Dois exemplos brasileiros de sucesso foram apresentados por Elbia Melo, presidente executiva da Associação Brasileira de Energia Eólica; e pelo professor Guido Lemos de Sousa Filho, da Universidade Federal da Paraíba (UFPB). Elbia falou com entusiasmo do crescimento rápido da energia retirada dos ventos, que deve elevar o Brasil do 20º para o terceiro lugar em apenas quatro anos, quando esse tipo de energia deverá crescer 200%. Ou seja, triplicará de 2,2% para 6% da produção nacional de todos os tipos, inclusive a elétrica.
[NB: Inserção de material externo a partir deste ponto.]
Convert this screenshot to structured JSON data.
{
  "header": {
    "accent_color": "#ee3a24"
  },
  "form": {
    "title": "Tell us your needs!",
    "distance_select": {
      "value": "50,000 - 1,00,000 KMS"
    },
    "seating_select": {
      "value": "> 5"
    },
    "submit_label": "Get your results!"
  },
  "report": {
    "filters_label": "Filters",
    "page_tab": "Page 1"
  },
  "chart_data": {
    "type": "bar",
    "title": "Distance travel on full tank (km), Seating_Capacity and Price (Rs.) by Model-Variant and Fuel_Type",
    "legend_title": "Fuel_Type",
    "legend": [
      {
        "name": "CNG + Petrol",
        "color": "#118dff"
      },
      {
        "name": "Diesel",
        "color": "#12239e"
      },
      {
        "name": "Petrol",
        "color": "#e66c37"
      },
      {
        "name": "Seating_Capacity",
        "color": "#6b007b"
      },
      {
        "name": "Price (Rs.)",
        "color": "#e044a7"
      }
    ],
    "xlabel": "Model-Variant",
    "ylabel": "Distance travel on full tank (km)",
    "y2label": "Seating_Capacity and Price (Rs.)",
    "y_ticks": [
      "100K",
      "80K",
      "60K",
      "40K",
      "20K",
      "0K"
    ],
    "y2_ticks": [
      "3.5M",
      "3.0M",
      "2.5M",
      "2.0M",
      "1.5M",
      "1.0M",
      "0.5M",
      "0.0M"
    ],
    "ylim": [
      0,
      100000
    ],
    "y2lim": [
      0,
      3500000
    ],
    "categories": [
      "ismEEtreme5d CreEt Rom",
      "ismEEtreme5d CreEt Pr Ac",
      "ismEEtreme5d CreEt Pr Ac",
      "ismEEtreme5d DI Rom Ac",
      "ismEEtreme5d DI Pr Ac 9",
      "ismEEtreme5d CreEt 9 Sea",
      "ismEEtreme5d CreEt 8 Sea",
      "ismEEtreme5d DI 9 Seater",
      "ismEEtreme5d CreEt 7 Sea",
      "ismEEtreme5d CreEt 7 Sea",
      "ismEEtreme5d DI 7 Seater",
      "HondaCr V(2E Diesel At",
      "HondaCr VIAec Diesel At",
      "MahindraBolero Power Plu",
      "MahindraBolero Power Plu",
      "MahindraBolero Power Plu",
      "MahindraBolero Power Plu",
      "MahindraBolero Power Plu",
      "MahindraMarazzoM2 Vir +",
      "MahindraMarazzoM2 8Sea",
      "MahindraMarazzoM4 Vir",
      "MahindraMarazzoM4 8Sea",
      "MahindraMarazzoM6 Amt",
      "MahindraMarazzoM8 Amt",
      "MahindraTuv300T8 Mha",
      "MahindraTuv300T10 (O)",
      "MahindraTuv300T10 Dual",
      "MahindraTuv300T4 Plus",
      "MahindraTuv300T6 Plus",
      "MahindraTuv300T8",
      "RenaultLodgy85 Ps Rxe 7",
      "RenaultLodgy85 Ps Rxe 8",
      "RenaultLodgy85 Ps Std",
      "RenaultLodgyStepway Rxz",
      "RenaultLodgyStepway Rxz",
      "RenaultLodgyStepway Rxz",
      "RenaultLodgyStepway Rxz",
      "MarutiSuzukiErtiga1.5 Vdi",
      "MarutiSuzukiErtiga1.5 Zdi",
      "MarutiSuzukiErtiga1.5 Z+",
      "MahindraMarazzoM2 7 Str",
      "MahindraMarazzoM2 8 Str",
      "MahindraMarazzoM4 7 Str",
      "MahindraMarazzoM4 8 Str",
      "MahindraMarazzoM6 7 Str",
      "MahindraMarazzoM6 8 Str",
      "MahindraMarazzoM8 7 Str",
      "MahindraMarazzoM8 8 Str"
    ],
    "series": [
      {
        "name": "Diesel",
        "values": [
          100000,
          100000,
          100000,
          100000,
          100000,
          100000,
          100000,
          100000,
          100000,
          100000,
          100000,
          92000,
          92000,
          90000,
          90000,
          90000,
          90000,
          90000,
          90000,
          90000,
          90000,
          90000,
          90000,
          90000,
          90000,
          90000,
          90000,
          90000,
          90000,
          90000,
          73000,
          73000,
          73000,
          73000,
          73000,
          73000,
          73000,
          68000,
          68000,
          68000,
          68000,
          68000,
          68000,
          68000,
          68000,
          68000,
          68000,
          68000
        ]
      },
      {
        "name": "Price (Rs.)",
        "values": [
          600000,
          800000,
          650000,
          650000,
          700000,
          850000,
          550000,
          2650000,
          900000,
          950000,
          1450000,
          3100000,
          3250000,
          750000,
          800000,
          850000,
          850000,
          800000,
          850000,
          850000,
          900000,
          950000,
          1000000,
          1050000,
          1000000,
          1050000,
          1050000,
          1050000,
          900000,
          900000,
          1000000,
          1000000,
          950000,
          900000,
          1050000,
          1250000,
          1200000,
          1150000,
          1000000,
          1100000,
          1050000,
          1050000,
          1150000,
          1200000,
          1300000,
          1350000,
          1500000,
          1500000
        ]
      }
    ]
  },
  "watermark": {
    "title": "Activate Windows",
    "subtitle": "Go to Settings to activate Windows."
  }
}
Para aproximar o segmento dos doutores da academia, a associação está criando a Rede Brasileira de Energia Eólica, voltada para desenvolver equipamentos que tratem das peculiaridades do tipo de exploração que se faz no país. “Não há muito diálogo e nem otimização dos recursos”, disse a executiva, que destacou a estabilidade e maior potência dos ventos brasileiros para atrair novos investimentos, com maior segurança.
Sousa Filho falou da experiência internacional do Laboratório de Aplicações de Vídeo Digital (LAVID), criado em 2003 e integrado ao Departamento de Informática (DI) da Universidade Federal da Paraíba. O laboratório surgiu da proposta de desenvolver projetos de pesquisa em hardware e software voltados às áreas de Vídeo Digital, Redes de Computadores, TV Digital e Interativa e Middleware. Atualmente, é referência em desenvolvimento de tecnologia para TV Digital. O LAVID conta com a colaboração de mais de 40 jovens pesquisadores, entre doutores, mestres e graduandos, que estão interconectados com pesquisadores de todo o Brasil e do mundo, e traz as atuais tendências tecnológicas mundiais nas áreas de vídeo e TV Digital. “O que ocorre na Universidade é que o ranço de esquerda influiu inclusive na legislação e hoje não se sabe se transfere de forma legal ou não o que é desenvolvido em nossos laboratórios”, afirmou o cientista. Sua equipe criou o middleware ginga, considerado o melhor programa para televisão digital do mundo.
Coube a Luciana Capanema, responsável pela área de apoio à inovação e desenvolvimento de empresas do BNDES fechar o debate com uma exposição sobre a política da instituição para conceder financiamentos. “A gente acredita na transposição do que está nas prateleiras das universidades para virar produtos que gerem riqueza para o país”, destacou ela. Em sua opinião, não basta gerar produção científica, é preciso implementar no mercado. E o BNDES apoia essa noção como parte do Programa Brasil Maior, com atuação em todos os segmentos da economia. Outro projeto é o Inove Empresa, parceria com o FINEP, com o objetivo de centralizar a entrada de projetos para avaliação de financiamento.